The Waldorf’s Klaiman agreed.
“I’m fed up with guests who say, ‘You are a new country, you don’t really know how to do service,’” he said. “We’re new luxury. We get it better than the others.”
“My ambition is to show that we can do it rather than just throw my hands up in the air — and I still really believe it,” he continued. “When you go to some restaurants, you get fantastic service. Maybe there’s more of that in Tel Aviv. If you go for shish kebab, sure, service is lousy everywhere, but if you go to Chakra [a well-regarded Jerusalem restaurant], there the waiters are a different style: they know the product, they are open, they are quick, and that wasn’t obvious many years ago.”
Mamilla’s Maor grinned upon hearing about Klaiman’s plans for staff enrichment, and said he hoped his people wouldn’t “cross the street” to work at the Waldorf.
“We’ve invested a lot as well,” he said. “We want our service to be great and even more so when there’s someone new on the block. We’re trying to protect our staff, and hope they resist the temptations around them.”
Still, despite the luxuries, services and comforts provided by the various King David Street hotels, they’re still not anything like the Four Seasons, said Nitzan, referring to the renowned hotel chain that is building in the German Colony, a five-minute drive away.
“We’ve put in a lot to get them there,” he said, referring to the ongoing negotiations with the German Colony neighborhood organization, which, concerned about the traffic and architectural changes a towering hotel would bring to a community of period homes and quaint, narrow streets, launched a community campaign to outlaw the project.
“There’s an advantage to having that kind of hotel here,” he said. “It has clubs of very high-end guests, and we think it’ll be good to have Israel on the Four Seasons website, for people who go from Four Seasons to Four Seasons.
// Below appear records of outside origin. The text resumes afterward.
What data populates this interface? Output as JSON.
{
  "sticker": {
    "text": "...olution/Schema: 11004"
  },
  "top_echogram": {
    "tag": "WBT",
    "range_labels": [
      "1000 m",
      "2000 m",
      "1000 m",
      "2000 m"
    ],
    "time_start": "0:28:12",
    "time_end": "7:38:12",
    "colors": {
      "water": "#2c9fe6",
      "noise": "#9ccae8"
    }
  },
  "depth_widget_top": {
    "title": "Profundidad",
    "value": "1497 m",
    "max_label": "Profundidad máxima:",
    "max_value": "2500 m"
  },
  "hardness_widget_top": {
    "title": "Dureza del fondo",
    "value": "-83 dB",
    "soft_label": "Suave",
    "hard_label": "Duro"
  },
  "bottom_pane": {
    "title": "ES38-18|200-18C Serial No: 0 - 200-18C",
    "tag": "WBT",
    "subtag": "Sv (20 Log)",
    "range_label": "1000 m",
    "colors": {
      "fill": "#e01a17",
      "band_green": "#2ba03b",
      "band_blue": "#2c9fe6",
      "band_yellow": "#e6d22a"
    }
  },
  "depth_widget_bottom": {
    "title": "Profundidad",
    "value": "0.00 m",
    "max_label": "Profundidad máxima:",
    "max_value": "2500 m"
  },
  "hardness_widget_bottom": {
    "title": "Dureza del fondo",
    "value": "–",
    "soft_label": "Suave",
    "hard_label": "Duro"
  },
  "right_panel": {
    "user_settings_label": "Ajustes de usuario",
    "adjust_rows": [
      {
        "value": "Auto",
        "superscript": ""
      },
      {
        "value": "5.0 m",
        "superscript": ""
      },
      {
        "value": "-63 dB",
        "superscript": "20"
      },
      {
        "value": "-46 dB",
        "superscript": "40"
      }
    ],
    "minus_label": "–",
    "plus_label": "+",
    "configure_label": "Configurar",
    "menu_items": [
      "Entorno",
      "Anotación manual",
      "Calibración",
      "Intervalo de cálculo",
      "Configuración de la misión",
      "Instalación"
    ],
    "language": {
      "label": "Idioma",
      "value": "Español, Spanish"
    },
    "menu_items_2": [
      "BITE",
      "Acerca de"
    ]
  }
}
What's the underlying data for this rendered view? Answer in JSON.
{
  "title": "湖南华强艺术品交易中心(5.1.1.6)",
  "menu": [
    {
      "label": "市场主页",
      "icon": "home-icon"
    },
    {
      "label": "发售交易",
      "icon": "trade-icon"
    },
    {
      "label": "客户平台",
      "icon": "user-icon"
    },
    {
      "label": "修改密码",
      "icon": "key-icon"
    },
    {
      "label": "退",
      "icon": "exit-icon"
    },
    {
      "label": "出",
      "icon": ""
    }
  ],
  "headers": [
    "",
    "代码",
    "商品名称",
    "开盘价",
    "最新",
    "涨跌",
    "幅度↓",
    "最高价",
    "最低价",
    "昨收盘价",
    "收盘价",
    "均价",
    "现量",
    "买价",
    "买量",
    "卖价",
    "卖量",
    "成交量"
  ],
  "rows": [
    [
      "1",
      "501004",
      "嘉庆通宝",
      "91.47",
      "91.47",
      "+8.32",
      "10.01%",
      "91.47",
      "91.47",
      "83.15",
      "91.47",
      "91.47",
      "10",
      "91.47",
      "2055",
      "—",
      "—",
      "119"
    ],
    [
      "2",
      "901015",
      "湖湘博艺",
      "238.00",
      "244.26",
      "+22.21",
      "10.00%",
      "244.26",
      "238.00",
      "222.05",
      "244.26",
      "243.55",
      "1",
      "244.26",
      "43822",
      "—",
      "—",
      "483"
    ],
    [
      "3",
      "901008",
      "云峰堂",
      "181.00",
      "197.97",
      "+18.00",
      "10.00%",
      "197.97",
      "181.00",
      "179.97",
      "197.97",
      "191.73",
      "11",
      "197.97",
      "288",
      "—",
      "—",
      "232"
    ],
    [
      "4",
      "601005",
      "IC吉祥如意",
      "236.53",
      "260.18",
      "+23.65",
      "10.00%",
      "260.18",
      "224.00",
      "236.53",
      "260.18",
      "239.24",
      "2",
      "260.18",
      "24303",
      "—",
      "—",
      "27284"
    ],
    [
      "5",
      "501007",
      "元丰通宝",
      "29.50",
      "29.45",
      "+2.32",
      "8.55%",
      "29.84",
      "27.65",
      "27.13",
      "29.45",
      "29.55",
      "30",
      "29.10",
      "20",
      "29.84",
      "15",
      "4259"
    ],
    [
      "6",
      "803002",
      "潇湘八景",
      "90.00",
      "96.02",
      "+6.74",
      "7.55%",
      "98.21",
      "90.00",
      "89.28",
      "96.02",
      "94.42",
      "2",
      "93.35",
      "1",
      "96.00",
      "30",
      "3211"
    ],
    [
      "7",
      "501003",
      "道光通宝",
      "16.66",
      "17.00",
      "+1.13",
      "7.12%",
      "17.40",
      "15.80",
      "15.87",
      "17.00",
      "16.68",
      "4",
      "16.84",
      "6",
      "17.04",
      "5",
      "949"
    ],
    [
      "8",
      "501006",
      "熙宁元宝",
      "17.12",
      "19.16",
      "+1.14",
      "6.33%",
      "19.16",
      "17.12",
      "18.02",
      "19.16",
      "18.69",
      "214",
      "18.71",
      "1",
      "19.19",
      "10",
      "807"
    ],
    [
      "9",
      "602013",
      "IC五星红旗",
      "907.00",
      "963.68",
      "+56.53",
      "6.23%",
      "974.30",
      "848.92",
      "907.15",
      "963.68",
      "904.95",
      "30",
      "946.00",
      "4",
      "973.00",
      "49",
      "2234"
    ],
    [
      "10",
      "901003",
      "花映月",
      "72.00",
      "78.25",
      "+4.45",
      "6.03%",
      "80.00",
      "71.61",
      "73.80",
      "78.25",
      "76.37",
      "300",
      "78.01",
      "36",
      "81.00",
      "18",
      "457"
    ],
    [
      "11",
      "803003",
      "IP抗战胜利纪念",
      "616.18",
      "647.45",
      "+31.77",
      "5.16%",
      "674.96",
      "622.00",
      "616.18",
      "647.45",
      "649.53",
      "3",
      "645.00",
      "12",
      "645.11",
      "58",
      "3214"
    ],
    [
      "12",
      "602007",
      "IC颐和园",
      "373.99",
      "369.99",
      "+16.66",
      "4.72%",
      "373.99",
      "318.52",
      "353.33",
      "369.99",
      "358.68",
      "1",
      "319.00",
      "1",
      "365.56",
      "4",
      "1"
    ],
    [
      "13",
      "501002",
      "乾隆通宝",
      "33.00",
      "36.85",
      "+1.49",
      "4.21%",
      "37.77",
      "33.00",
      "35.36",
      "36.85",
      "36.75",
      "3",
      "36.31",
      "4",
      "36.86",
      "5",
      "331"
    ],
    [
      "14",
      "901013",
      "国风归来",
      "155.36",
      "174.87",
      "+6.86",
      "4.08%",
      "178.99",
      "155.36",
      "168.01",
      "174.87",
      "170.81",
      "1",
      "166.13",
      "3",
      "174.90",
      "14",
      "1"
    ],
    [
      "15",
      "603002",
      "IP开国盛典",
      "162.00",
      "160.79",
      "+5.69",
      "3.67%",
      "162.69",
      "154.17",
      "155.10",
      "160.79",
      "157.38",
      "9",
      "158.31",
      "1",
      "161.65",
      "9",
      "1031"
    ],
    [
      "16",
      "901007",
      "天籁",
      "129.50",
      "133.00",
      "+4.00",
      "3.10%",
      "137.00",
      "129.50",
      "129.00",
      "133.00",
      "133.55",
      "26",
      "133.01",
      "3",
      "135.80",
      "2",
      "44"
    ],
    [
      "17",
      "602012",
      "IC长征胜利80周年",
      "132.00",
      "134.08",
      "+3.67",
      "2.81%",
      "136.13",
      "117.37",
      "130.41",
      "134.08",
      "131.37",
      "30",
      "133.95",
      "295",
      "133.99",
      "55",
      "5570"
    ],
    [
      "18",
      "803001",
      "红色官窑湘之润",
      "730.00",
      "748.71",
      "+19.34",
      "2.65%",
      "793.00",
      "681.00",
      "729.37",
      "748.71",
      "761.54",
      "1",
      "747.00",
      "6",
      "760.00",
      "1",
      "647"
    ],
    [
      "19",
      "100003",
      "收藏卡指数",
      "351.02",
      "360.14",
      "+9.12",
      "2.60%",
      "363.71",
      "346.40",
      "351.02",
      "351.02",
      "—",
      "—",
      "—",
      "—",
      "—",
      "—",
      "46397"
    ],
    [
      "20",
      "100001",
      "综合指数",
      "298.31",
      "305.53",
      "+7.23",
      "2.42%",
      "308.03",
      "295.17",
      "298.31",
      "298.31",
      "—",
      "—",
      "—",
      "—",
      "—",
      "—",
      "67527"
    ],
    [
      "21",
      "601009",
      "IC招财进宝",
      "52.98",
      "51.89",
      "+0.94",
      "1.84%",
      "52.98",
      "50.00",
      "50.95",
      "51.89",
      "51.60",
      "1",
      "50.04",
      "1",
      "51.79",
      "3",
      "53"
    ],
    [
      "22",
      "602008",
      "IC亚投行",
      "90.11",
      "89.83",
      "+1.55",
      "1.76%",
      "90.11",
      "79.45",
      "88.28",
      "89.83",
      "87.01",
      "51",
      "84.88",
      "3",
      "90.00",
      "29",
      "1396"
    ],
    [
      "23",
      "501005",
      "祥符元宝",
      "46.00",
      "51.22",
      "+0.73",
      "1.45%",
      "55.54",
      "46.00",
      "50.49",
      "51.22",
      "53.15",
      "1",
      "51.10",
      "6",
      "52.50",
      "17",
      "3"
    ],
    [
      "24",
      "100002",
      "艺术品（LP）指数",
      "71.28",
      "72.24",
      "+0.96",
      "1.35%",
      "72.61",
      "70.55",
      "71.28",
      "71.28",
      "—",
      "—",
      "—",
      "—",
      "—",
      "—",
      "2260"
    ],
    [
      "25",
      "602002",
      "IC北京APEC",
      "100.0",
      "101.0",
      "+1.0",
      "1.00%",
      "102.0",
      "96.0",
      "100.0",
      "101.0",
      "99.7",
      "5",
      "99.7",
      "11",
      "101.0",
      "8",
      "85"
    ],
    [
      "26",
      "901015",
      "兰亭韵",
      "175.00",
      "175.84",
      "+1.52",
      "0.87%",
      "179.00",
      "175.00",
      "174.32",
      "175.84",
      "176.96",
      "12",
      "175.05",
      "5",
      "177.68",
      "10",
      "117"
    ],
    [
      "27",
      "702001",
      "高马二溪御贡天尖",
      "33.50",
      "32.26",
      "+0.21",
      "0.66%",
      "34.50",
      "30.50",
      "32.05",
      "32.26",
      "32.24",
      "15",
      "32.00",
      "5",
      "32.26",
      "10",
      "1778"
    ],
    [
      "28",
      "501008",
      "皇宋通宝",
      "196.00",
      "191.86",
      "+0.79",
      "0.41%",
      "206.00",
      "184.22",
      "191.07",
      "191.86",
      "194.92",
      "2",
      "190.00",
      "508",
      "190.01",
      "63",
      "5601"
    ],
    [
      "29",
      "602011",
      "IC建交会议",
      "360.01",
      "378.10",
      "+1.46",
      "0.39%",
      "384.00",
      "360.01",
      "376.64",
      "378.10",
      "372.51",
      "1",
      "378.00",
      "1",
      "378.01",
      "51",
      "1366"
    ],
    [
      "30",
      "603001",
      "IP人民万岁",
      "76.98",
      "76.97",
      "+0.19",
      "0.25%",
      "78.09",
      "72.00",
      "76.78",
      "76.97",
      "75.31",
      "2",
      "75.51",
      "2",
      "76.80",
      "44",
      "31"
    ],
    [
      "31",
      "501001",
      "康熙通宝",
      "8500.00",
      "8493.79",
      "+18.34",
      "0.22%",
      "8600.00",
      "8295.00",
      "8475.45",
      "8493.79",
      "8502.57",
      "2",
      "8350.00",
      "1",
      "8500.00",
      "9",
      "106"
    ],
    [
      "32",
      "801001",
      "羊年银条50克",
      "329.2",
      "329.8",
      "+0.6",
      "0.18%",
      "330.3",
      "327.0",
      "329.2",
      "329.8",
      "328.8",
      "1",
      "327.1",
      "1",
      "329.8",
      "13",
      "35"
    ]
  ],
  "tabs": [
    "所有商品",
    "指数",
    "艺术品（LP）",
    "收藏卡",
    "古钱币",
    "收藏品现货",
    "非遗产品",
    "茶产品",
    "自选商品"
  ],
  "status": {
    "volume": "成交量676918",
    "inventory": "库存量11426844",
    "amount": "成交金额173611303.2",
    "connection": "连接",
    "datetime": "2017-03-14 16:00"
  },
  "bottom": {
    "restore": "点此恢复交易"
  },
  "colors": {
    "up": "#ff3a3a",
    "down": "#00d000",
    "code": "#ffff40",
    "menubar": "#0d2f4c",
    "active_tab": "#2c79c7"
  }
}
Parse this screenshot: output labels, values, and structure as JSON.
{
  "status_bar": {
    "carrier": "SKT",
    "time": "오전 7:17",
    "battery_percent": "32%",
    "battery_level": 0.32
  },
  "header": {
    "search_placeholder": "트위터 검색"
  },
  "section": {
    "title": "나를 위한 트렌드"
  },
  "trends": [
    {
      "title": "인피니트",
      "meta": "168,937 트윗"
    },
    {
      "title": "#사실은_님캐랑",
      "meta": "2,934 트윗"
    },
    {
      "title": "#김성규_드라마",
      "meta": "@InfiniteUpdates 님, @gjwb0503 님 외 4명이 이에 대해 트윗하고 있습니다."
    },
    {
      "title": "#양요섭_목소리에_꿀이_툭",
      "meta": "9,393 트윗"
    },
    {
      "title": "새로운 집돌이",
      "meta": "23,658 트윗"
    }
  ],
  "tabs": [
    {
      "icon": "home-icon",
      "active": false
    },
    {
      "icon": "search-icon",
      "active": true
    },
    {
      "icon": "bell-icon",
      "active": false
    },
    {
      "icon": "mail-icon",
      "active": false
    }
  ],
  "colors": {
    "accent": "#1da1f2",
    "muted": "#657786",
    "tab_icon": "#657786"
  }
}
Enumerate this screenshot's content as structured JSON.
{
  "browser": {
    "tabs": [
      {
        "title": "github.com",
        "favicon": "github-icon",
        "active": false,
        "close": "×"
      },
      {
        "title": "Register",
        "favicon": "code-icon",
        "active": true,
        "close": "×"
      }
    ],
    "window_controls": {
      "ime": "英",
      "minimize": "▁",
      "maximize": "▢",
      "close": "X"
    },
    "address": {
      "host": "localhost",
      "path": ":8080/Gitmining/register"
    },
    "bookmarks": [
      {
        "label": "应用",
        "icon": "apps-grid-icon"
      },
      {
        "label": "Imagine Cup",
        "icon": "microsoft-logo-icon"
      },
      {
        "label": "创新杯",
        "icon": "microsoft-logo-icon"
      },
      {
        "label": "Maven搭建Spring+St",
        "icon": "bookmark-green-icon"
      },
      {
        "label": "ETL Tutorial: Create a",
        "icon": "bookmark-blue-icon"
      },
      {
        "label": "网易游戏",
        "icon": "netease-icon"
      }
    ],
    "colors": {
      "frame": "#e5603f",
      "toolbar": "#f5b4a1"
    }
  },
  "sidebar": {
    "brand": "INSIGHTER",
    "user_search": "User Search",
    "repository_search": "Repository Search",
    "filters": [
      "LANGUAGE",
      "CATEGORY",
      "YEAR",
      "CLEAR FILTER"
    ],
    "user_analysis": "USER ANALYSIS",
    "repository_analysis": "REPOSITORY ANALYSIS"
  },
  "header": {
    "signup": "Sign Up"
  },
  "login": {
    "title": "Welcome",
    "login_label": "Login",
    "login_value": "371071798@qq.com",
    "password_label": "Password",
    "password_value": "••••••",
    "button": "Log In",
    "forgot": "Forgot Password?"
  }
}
It’s good for our presence.”
The Tourism Ministry has been looking to bring in international chains of hotels, said Nitzan. “Local chains will learn from them and they’ll strengthen our overall market.”
The Waldorf’s Klaiman is pretty sure that his hotel is the best, and that he and the rest of his staff won’t need to learn from the newcomer down the street.
“My deputy was in London, my chef was in Venice, my front desk was the Saint Regence,” he said, ticking off the list with his fingers. “Our image is that we’re always on the lookout, always checking. We want to recreate the wheel, and do it right, right here on King David Street.”